VersionedLagsAdder#

class openstef_models.transforms.time_domain.VersionedLagsAdder(**data: Any) None[source]

Bases: BaseConfig, VersionedTimeSeriesTransform

Create lag features while preserving data availability constraints.

This transform creates lagged versions of a column for capturing temporal dependencies in energy forecasting. Unlike traditional lag transforms, this preserves data availability constraints, ensuring lag features only use data that would have been available at prediction time.

Energy consumption has strong temporal patterns: yesterday’s peak predicts today’s, previous hours influence next hour’s demand, and energy use lags behind weather changes. In production forecasting, you cannot use future data to predict the present.

For each lag, the transform:

  • Shifts timestamps forward (e.g., -2h lag moves 10:00 data to 12:00)

  • Preserves availability constraints (data available at 15:00 stays available at 15:00)

  • Creates new feature columns (e.g., load becomes load_lag_-PT2H)

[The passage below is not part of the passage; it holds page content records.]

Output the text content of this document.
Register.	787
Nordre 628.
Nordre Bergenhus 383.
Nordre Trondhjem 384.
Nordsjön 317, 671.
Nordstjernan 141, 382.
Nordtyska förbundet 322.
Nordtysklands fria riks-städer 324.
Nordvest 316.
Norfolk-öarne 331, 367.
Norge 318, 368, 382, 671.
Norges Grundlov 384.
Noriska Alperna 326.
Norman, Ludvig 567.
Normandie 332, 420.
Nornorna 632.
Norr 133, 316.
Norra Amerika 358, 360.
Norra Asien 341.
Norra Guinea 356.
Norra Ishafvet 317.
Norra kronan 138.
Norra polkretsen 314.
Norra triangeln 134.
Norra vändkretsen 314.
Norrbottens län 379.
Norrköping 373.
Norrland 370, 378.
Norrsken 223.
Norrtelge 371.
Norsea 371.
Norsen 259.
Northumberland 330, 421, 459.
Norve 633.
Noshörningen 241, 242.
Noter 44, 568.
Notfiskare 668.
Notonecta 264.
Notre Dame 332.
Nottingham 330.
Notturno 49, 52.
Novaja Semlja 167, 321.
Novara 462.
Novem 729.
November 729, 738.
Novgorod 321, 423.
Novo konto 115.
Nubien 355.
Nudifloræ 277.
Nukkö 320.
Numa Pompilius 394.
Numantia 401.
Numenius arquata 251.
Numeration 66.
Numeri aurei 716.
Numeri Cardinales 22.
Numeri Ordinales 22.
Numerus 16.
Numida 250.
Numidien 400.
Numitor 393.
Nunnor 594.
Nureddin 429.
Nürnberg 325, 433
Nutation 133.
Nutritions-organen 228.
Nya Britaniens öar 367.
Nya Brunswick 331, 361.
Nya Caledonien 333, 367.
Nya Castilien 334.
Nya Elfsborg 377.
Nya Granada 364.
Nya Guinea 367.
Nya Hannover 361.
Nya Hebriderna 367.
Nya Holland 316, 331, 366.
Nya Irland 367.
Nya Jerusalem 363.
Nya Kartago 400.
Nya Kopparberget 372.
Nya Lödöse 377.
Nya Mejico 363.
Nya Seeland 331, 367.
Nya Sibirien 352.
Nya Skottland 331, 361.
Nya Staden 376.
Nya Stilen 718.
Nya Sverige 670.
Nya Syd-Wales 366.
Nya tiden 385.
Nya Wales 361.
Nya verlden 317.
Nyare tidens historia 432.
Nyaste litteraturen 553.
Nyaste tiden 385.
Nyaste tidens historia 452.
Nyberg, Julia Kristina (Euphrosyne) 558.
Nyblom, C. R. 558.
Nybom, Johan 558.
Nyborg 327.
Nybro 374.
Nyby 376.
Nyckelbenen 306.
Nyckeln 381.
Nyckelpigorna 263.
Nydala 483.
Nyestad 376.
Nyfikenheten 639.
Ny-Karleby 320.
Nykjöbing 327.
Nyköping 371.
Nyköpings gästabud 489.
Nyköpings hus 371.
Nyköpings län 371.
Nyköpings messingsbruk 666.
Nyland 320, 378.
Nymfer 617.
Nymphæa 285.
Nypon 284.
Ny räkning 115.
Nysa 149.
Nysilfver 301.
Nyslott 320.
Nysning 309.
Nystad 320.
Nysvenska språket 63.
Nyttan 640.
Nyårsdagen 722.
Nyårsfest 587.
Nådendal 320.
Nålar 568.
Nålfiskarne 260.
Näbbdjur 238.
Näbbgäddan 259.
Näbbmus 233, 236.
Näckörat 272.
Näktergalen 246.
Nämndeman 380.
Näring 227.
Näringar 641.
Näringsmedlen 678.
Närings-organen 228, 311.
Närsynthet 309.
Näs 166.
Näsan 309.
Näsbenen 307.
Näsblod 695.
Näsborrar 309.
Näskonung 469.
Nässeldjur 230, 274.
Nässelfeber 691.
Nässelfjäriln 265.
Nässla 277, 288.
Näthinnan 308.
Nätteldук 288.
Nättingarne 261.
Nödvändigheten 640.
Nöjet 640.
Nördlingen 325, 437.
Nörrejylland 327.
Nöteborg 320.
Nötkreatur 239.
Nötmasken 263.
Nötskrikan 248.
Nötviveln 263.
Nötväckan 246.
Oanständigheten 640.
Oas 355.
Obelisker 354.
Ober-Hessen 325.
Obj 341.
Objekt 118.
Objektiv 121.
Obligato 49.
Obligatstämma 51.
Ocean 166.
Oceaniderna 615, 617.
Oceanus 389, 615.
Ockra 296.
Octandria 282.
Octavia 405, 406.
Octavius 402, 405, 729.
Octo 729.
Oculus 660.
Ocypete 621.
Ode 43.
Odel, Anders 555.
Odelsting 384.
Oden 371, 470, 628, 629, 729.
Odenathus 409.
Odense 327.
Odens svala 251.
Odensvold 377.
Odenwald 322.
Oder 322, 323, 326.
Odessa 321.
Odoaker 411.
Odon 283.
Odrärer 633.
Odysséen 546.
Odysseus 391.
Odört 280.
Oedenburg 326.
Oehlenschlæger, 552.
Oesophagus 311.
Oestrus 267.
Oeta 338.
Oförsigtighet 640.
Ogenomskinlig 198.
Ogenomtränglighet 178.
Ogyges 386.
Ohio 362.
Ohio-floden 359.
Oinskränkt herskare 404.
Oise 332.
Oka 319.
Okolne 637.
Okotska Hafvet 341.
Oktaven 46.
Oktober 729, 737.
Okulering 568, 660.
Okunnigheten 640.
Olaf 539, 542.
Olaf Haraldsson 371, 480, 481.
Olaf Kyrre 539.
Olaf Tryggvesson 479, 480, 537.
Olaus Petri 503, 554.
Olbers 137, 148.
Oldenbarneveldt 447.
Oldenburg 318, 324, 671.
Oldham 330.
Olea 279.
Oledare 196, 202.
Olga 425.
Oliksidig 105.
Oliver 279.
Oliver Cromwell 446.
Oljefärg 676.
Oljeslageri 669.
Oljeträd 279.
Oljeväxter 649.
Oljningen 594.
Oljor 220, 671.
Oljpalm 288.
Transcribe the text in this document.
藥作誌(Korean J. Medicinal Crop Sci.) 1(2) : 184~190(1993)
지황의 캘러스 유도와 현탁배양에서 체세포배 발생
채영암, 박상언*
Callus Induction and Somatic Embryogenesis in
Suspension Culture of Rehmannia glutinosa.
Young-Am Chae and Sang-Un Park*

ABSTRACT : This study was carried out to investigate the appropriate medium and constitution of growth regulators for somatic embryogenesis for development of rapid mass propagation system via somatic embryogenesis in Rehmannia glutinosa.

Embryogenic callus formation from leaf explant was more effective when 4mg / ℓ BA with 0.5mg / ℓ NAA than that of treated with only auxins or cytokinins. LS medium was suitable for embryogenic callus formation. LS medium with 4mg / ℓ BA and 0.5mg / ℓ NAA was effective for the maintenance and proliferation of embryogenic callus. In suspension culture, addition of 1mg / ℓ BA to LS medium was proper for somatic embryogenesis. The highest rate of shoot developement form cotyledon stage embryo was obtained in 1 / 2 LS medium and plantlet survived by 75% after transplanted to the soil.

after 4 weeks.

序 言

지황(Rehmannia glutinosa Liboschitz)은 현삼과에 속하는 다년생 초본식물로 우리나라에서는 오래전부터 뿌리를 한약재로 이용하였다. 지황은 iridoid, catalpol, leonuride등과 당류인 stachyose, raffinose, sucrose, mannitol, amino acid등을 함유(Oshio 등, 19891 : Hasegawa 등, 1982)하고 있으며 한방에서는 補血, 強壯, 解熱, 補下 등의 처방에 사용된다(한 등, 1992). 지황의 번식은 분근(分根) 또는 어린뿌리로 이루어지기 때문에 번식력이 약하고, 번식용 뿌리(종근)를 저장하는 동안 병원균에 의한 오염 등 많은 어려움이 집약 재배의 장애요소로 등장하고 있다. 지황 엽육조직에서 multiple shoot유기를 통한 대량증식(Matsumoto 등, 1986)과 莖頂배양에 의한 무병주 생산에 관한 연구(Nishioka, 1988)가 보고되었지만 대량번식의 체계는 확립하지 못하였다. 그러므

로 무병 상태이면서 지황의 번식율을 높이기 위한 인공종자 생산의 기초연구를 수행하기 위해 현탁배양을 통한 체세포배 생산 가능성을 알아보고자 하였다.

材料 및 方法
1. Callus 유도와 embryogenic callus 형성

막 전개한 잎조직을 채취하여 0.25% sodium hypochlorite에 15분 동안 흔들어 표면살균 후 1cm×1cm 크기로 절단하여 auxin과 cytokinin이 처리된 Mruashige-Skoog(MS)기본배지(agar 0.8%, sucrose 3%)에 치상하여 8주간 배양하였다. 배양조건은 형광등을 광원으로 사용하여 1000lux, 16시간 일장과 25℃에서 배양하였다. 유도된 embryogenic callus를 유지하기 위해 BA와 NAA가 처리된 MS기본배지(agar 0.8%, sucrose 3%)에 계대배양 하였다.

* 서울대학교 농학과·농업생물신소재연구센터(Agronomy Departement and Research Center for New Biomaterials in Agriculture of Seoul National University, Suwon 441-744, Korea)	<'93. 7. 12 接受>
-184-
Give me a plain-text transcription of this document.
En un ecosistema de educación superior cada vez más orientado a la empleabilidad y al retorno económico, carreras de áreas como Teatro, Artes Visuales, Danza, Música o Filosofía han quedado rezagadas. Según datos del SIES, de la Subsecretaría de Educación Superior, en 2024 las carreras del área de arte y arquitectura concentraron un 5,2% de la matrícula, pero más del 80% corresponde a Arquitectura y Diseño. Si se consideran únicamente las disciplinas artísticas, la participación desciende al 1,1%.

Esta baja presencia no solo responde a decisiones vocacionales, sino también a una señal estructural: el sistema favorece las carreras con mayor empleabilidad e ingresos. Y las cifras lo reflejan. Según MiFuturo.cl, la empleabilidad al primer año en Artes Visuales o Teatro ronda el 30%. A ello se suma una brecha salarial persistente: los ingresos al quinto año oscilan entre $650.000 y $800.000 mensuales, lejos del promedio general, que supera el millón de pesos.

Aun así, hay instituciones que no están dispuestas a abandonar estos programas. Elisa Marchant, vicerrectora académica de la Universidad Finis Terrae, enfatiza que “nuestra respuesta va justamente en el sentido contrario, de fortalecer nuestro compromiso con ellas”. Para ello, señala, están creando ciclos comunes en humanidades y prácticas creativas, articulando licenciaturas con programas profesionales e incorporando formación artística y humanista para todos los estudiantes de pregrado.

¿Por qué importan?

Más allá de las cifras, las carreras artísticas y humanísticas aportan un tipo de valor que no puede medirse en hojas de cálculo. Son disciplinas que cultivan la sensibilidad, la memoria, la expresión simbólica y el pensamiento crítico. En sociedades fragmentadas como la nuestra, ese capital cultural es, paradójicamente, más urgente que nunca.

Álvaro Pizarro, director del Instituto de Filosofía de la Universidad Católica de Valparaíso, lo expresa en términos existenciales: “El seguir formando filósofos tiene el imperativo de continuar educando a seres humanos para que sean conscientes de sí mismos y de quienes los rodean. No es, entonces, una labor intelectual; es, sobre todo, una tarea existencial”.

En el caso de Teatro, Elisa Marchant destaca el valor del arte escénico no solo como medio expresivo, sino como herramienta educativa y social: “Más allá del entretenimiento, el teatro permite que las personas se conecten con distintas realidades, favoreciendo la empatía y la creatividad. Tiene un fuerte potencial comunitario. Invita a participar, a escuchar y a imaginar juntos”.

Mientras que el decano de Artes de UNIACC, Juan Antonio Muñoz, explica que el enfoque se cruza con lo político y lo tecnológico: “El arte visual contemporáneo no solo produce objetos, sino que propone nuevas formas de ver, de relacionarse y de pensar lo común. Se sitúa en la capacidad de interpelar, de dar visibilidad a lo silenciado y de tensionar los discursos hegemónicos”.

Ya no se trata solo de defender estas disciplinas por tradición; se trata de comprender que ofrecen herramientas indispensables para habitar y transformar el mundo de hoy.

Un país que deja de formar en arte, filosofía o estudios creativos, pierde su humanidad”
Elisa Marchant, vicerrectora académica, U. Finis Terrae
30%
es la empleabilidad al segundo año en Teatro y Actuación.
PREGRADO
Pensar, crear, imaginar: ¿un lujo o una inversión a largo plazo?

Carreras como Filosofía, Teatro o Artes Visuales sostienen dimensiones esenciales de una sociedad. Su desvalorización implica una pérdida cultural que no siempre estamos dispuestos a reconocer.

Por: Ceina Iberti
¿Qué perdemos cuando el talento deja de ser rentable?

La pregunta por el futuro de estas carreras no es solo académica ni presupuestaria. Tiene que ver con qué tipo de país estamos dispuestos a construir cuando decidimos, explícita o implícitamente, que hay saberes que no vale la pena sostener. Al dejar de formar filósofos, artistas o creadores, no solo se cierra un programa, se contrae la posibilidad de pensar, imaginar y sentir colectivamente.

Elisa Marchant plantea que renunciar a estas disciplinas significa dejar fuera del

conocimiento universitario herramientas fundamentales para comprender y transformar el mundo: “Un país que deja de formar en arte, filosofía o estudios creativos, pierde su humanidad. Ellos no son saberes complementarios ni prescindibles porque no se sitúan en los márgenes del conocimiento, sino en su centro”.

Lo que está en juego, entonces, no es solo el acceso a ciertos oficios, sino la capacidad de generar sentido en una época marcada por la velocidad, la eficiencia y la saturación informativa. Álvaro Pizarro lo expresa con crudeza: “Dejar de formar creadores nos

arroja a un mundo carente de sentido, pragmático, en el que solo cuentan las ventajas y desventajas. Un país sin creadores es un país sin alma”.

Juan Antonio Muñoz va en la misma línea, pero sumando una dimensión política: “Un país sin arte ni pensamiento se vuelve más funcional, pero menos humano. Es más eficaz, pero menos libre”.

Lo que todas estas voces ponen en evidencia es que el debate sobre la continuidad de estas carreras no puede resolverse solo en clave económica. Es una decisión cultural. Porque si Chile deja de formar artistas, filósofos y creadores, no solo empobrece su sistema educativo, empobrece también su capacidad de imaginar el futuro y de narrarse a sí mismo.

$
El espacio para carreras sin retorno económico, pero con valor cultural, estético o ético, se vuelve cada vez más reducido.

  • Maintains the versioned structure so multiple data versions are preserved independently

In versioned datasets with different availability times, this allows automatic selection of appropriate data versions:

  • Short lags + long lead times: Use high-quality data (available later)

  • Long lags + short lead times: Use lower-quality data (available sooner)

Example

Create lag features for energy forecasting

>>> from datetime import timedelta
>>> import pandas as pd
>>> from openstef_core.datasets import VersionedTimeSeriesDataset
>>> # Create sample energy data
>>> data = pd.DataFrame({
...     'available_at': pd.date_range('2025-01-01 10:00', periods=4, freq='h'),
...     'load': [100.0, 110.0, 120.0, 130.0]
... }, index=pd.date_range('2025-01-01 10:00', periods=4, freq='h'))
>>> dataset = VersionedTimeSeriesDataset.from_dataframe(data, timedelta(hours=1))
>>> # Create 1-hour and 2-hour lag features
>>> transform = VersionedLagsAdder(
...     feature='load',
...     lags=[timedelta(hours=-1), timedelta(hours=-2)]
... )
>>> result = transform.transform(dataset)
>>> snapshot = result.select_version()
>>> # Check lag feature names
>>> lag_features = [col for col in snapshot.feature_names if 'lag' in col]
>>> sorted(lag_features)
['load_lag_-PT1H', 'load_lag_-PT2H']
>>> # Verify lag values (1-hour lag shifts 100->11:00, 110->12:00, etc.)
>>> snapshot.data['load_lag_-PT1H'].dropna().tolist()
[100.0, 110.0, 120.0]

Note

Lag features are constrained to the original dataset’s time range. A dataset covering 10:00-13:00 with a -2h lag will have features available only from 12:00-13:00, not extending to 15:00. This prevents creating timepoints outside the forecasting range.

Parameters:

data (Any)

feature: str
lags: list[timedelta]
property is_fitted: bool

Check if the transform has been fitted.

fit(data: VersionedTimeSeriesDataset) None[source]

Fit the transform to the input data.

This method should be called before applying the transform to the data. It allows the transform to learn any necessary parameters from the data.

Parameters:
Return type:

None

transform(data: VersionedTimeSeriesDataset) VersionedTimeSeriesDataset[source]

Transform the input data.

This method should apply a transformation to the input data and return a new instance.

Parameters:
Returns:

A new instance of the transformed data.

Raises:

NotFittedError – If the transform has not been fitted yet.

Return type:

VersionedTimeSeriesDataset

model_config: ClassVar[ConfigDict] = {'arbitrary_types_allowed': False, 'extra': 'ignore', 'protected_namespaces': ()}

Configuration for the model, should be a dictionary conforming to [ConfigDict][pydantic.config.ConfigDict].